Da Sergio Perez am ersten Testtag die Aufgabe zufiel, den VJM07 - soweit möglich - um die Strecke zu bugsieren, übte sich Nico Hülkenberg als Beobachter der Szenerie. "Man sieht heute, wie schwer es für viele Teams ist, die Autos überhaupt aus der Garage zu rollen", meinte er. "Den Leuten ist nicht klar, wie komplex das alles ist mit dem neuen Power Unit, wie schwierig das für die Ingenieure zu verpacken ist."

"Im Moment reden wir nur über das Auto ans Laufen kriegen und noch nicht mal über Performance", gab er zu bedenken. In den ersten Tagen gebe es viel zu lernen und zu bewältigen. Wenn danach alles mehr oder weniger in den üblichen Bahnen verlaufe, müsse man sehen, wie sich die Dinge entwickeln. Das Ganze sei für die Formel 1 aber definitiv "untypisch". "Eigentlich kann man alles berechnen, jeder weiß, was passiert, man weiß, was man tut. Es ist schon ein bisschen eine neue Situation, das gab's in der Form wohl noch nie", stellte Hülkenberg fest.

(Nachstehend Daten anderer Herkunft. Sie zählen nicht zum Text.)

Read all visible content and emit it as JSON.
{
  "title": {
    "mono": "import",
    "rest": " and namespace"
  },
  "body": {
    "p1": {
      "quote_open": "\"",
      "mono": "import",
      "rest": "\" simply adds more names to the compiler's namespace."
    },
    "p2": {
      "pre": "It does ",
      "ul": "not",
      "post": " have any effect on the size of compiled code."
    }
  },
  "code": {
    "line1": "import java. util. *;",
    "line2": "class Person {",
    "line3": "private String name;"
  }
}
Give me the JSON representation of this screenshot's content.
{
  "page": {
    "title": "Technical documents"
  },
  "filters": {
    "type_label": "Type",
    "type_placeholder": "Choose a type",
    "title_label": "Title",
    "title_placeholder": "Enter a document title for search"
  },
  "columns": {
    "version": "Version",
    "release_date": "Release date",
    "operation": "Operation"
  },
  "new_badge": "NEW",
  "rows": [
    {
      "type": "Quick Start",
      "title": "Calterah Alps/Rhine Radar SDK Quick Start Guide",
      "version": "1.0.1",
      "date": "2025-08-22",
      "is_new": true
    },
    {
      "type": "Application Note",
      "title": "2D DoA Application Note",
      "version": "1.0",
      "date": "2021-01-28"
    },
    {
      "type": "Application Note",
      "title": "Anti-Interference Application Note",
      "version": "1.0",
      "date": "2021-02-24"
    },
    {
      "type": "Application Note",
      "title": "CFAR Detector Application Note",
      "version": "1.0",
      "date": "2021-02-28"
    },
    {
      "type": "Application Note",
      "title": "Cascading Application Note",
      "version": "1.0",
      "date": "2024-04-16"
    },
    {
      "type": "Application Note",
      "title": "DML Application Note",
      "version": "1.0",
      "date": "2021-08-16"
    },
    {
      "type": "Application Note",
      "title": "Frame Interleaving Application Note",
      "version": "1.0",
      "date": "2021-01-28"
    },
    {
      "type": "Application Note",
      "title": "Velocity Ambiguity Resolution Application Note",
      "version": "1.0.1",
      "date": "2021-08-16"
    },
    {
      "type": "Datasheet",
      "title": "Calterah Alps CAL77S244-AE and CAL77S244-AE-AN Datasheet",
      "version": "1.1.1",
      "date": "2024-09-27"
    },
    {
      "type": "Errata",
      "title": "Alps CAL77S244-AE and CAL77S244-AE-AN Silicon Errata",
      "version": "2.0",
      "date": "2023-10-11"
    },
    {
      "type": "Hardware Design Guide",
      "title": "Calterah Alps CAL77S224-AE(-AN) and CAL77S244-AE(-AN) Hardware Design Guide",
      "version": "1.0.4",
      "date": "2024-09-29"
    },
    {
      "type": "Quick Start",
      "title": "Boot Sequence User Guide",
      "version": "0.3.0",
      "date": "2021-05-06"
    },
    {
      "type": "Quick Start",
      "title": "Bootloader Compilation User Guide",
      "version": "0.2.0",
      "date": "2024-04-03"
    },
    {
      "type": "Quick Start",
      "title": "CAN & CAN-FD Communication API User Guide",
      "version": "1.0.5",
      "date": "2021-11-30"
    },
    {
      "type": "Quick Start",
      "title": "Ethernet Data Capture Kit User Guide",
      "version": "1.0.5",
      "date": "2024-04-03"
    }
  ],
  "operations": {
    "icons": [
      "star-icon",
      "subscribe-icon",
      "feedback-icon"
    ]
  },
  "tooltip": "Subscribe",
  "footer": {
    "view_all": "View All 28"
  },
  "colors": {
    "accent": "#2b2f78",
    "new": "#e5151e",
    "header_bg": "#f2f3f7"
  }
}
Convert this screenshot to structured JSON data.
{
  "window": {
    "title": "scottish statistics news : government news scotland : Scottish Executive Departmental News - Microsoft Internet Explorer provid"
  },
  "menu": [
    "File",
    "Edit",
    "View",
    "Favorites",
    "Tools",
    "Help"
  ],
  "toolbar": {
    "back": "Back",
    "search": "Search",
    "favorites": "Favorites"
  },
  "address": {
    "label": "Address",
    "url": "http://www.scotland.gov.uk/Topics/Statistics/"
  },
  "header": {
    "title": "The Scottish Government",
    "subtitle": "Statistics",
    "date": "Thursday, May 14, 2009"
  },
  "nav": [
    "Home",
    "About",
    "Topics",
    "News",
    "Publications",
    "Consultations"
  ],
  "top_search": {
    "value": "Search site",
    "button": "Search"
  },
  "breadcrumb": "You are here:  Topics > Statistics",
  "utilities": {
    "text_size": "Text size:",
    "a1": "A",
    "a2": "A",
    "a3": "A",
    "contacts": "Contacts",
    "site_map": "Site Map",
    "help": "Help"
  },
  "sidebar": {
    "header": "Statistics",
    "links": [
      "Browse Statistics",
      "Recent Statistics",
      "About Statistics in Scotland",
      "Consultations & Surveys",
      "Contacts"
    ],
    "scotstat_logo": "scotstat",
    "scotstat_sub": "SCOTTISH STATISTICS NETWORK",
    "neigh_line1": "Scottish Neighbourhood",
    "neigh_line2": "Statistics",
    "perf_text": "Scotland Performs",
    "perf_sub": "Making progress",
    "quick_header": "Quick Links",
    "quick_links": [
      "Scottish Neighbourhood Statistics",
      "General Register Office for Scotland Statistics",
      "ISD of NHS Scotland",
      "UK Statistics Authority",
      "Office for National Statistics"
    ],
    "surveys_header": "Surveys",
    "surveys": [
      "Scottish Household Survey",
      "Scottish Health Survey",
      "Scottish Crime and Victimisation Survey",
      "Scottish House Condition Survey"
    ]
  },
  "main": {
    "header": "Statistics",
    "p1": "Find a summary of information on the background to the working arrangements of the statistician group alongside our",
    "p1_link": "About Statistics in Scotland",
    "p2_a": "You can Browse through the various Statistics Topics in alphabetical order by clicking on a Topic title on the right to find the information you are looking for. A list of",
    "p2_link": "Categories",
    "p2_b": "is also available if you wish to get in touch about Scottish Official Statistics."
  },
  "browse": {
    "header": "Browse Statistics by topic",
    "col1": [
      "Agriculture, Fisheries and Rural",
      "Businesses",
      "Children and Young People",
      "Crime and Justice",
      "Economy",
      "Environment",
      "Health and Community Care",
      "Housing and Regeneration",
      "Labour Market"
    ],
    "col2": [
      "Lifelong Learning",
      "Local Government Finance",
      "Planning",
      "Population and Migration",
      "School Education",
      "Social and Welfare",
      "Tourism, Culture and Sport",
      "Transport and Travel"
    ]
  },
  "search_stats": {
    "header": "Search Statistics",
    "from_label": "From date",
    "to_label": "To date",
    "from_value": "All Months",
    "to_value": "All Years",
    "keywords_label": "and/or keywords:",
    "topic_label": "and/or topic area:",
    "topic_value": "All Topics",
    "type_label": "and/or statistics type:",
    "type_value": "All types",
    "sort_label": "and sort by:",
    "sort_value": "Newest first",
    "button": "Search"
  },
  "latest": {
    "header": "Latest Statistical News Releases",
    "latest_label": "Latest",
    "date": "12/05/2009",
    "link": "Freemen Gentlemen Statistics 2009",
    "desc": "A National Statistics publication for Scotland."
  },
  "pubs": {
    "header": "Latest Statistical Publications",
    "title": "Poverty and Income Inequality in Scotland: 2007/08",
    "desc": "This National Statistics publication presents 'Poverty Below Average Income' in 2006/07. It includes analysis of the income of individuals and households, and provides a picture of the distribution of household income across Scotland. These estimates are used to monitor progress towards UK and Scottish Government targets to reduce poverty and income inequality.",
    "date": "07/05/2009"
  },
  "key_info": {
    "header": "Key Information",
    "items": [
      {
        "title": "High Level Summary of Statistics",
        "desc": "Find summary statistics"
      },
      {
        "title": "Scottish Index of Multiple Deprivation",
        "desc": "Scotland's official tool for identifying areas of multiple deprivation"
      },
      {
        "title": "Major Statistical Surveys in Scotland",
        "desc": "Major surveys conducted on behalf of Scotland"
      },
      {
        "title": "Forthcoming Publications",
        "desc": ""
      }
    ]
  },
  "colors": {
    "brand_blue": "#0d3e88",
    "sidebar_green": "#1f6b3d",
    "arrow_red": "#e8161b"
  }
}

Als größte "Baustelle" nannte der Force-India-Pilot auf Nachfrage von Motorsport-Magazin.com die Software in Zusammenspiel mit ERS, sowie die Elektronik. "Das hängt irgendwo alles zusammen. Es gibt einen Memory-Effekt - wenn es eine Stelle betrifft, betrifft es auch eine andere Sache. Da müssen wir jetzt alles in die Reihe bekommen. In dem Stadium befinden wir uns jetzt", erläuterte er. Als Fahrer könne man in dieser Situation selbst im Auto nichts tun, man sei nur "Passagier".

Hülkenberg geht jedoch von einer steilen Lernkurve bei den Teams aus. Bis zum zweiten Test in Bahrain sei genug Zeit, um einige Dinge zu verstehen und zu lösen. "Wenn wir nach Bahrain kommen, ist hoffentlich soweit alles geordnet, damit wir mit der normalen Wintervorbereitung beginnen können: Setup-Arbeit, Longruns, Reifentests und so weiter", sagte er.

Dass es sinnvoll gewesen wäre, die ersten Testfahrten weiter nach hinten zu schieben, um den Teams mehr Zeit zum Entwickeln zu geben, glaubte Hülkenberg nicht. "Ein paar Tage später hätten keinen Unterschied gemacht", stellte er auf Nachfrage von Motorsport-Magazin.com klar. "Man hat den Test auch vorgeholt, um den Teams Zeit zu geben, nochmal zu reagieren zwischen hier und Bahrain, damit man Zeit hat, etwas auszusortieren und anzupassen."

Nicht nur für das Team, sondern auch für den Fahrer gibt es laut Hülkenberg viel zu lernen. Allein am Lenkrad gibt es mit ERS nun neue Spielmöglichkeiten. Auch an sich werde das Fahren wohl anders sein. "Ohne gefahren zu sein, kann man das nicht 100-prozentig sagen. Aber schon letztes Jahr war es so, dass man die Reifen managen musste und nicht immer voll fahren konnte. Jetzt kommt das mit dem Sprit noch dazu. Es wird sich schon verändern", erläuterte er. "Als Rennfahrer liegt es in unserer Natur, immer volles Hörnchen, alles was geht, zu fahren. Jetzt sind die Regeln, wie sie sind, und wir müssen uns eben daran anpassen."

Für die Zuschauer werde die Formel 1 mit dem neuen Reglement wohl etwas schwerer vorstellbar, etwa was es mit der neuen Power Unit auf sich hat. Die neuerdings begrenzte Benzinmenge dagegen hält er für leicht verständlich. "Man wird Funksprüche hören, in denen es heißt: Der hat nicht mehr genug, der muss sparen. Da ist es klar, dass er langsamer ist und leichter überholt wird", meinte er.

Was für die Zuschauer möglicherweise ebenso enttäuschend wird wie für Hülkenberg ist der Sound der neuen V6-Motoren. "Es klingt wie ein DTM Auto! Mich zumindest erinnert es an die DTM", meinte Hülkenberg. "Es ist nicht der gleiche Klang wie bei einem V8, es ist viel leiser. Vielleicht verändert sich ja noch etwas, aber ich bin mir nicht sicher. Es ist eben nicht der alte, schreiende, hochdrehende V8."

Ein weiteres Streitthema sind die durch das neue Reglement bedingten Nasen, die Ähnlichkeiten mit allerlei Tieren aufweisen. "Es ist interessant, die verschiedenen Herangehensweisen und Designs zu sehen", so Hülkenberg. "Aus ästhetischer Sicht sind es nicht die schönsten Autos."